Over the years, I have lost more opportunities than I care to remember when stalking open forest and grasslands. I have passed-up a few potential long shots at deer and wild dogs because there was no convenient rest to steady the rifle. The Primos Jim Shockey Gen3 Trigger Stick is the perfect solution to that and easily carried in the field. I am already happy with its functionality; continued field testing will reveal how robust it is for use in the Aussie bush. A detailed review will be published in the SSAA magazine in due course.
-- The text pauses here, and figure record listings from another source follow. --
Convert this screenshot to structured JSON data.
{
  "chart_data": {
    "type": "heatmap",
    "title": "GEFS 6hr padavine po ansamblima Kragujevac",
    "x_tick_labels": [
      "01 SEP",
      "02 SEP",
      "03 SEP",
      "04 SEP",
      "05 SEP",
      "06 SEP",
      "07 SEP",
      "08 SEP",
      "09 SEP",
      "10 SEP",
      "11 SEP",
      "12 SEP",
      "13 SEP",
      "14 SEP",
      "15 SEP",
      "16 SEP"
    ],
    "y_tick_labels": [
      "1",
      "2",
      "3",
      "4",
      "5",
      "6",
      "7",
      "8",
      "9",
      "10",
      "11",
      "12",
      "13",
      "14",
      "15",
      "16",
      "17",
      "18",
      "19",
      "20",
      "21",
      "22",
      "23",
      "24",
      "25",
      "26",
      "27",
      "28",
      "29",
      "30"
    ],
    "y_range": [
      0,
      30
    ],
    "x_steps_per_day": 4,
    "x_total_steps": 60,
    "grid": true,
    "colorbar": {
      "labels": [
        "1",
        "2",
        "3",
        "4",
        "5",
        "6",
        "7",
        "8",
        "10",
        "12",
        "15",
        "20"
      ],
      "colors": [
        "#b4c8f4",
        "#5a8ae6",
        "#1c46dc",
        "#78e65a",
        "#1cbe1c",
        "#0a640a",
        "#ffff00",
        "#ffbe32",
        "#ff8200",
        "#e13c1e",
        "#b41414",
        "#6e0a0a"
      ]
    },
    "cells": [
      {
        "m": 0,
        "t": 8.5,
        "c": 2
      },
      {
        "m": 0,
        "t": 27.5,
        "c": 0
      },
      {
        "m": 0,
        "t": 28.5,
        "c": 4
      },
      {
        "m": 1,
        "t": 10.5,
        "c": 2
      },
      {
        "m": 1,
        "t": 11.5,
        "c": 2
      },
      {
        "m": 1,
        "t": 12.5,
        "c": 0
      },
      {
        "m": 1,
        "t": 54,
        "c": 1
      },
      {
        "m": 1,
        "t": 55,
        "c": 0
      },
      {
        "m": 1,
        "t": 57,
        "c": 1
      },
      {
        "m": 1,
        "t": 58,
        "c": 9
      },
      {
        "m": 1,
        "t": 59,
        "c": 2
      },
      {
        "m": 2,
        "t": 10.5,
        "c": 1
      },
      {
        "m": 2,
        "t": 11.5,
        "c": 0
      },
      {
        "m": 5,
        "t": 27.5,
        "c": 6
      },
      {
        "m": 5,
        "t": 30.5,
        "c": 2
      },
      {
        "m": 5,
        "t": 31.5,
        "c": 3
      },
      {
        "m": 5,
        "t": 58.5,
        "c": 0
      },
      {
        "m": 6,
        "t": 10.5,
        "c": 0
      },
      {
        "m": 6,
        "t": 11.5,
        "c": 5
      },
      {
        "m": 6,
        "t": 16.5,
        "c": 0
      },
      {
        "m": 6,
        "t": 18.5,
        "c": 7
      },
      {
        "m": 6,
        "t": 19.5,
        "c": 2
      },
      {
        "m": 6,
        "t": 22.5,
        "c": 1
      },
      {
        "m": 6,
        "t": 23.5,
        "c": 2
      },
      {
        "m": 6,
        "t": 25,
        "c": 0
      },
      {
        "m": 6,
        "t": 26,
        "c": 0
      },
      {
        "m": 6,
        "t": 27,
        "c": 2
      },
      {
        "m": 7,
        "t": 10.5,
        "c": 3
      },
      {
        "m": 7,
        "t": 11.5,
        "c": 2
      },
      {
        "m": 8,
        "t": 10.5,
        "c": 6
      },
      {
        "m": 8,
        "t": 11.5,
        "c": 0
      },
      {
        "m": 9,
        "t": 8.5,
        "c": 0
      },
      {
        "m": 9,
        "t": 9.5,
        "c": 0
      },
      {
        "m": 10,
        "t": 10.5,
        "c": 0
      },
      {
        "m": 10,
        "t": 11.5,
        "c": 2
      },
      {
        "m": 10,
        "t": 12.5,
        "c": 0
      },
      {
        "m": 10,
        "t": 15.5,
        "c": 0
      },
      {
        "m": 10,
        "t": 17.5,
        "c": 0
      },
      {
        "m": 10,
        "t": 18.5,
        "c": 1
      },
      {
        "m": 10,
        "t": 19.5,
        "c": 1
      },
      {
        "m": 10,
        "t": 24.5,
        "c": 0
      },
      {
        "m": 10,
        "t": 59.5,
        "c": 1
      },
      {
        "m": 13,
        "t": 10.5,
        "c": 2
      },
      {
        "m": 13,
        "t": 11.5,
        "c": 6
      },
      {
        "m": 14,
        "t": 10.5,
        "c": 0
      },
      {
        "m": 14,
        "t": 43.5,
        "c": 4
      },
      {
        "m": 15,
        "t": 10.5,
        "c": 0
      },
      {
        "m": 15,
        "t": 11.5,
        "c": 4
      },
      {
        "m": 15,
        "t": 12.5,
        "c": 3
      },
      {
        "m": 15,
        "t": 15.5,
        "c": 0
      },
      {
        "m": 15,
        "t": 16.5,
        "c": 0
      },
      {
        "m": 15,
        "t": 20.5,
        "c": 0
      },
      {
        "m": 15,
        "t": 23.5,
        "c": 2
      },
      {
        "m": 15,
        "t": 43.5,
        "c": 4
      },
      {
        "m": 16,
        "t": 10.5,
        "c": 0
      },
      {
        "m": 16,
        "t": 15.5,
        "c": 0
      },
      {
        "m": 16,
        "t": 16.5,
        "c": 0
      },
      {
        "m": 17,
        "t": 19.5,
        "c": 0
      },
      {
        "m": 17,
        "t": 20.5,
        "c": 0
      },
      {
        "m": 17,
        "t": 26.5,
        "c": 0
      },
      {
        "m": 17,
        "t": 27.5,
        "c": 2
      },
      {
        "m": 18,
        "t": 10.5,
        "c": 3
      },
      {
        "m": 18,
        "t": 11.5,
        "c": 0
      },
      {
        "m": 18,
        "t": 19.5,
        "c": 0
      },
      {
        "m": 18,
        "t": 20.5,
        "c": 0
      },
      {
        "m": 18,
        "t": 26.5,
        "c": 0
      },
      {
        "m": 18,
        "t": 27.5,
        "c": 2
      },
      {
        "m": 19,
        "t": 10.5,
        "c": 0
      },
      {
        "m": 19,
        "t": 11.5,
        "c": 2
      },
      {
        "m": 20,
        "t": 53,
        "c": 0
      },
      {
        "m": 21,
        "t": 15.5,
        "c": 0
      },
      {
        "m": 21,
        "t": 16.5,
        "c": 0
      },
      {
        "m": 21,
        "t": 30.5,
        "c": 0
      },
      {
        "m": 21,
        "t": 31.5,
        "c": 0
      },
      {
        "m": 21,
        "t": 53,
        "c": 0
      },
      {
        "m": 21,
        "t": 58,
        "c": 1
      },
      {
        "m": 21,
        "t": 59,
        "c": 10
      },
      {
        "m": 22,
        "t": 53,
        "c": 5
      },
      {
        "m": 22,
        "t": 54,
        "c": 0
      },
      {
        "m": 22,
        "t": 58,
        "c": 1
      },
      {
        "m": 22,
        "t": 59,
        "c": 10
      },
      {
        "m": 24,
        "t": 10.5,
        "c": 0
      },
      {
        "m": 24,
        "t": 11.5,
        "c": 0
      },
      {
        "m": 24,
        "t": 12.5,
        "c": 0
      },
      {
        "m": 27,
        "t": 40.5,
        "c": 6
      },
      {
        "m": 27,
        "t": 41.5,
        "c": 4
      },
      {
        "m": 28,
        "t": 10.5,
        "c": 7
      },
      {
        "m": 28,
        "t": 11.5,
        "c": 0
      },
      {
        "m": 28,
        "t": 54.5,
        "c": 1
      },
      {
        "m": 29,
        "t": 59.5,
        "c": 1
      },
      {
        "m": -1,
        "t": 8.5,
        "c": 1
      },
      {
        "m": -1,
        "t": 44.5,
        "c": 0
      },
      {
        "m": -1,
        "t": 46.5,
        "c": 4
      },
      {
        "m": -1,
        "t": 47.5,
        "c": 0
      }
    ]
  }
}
A nearby farm had its pet dog torn to bits the night before last. So, at first light this morning, I was getting my kit on for a few hours stalking the forested and gullied back area of that farm. Apart from the Primos Trigger Stick, I carried a Weatherby Vanguard HSP in 223 Rem, loaded with 55 grain Nosler Ballistic Silvertips.
I have hunted this farm many times over the last few years, but have not yet pulled the trigger on a wild dog there. It is not that there is a shortage of wild dogs there. I have a great wealth of trail camera photos showing wild dogs coming and going. The few visual sights I have had were in poor light and long distance – too far for a confident shot.
There had been no wild dog activity there for about eight months, but that has changed in recent days. I walked a good five kilometres. The first kilometre was across the wide, open pastures. Once I neared the jungle border, I wove in and out of the gullies.
Right from the vehicle, I had dragged a rabbit carcass. The bunny was one of a bunch I shot with hunting buddy Jan, a month or two back. The bunnies that were too damaged for human fare I froze whole, to be used for scent trails. Having thawed the bunny out overnight, I slit it open before attaching it to a couple of metres of cord secured to my belt.
Near the end of my long trek, close to where I had parked the vehicle, I tied the now rather bedraggled bunny to a pile of fallen timber and set my Ghost Eye trail camera over it. Hopefully, the kilometres-long scent trail that weaves in and out of the forested farm border will lure the visiting wild dogs to a location of my choosing.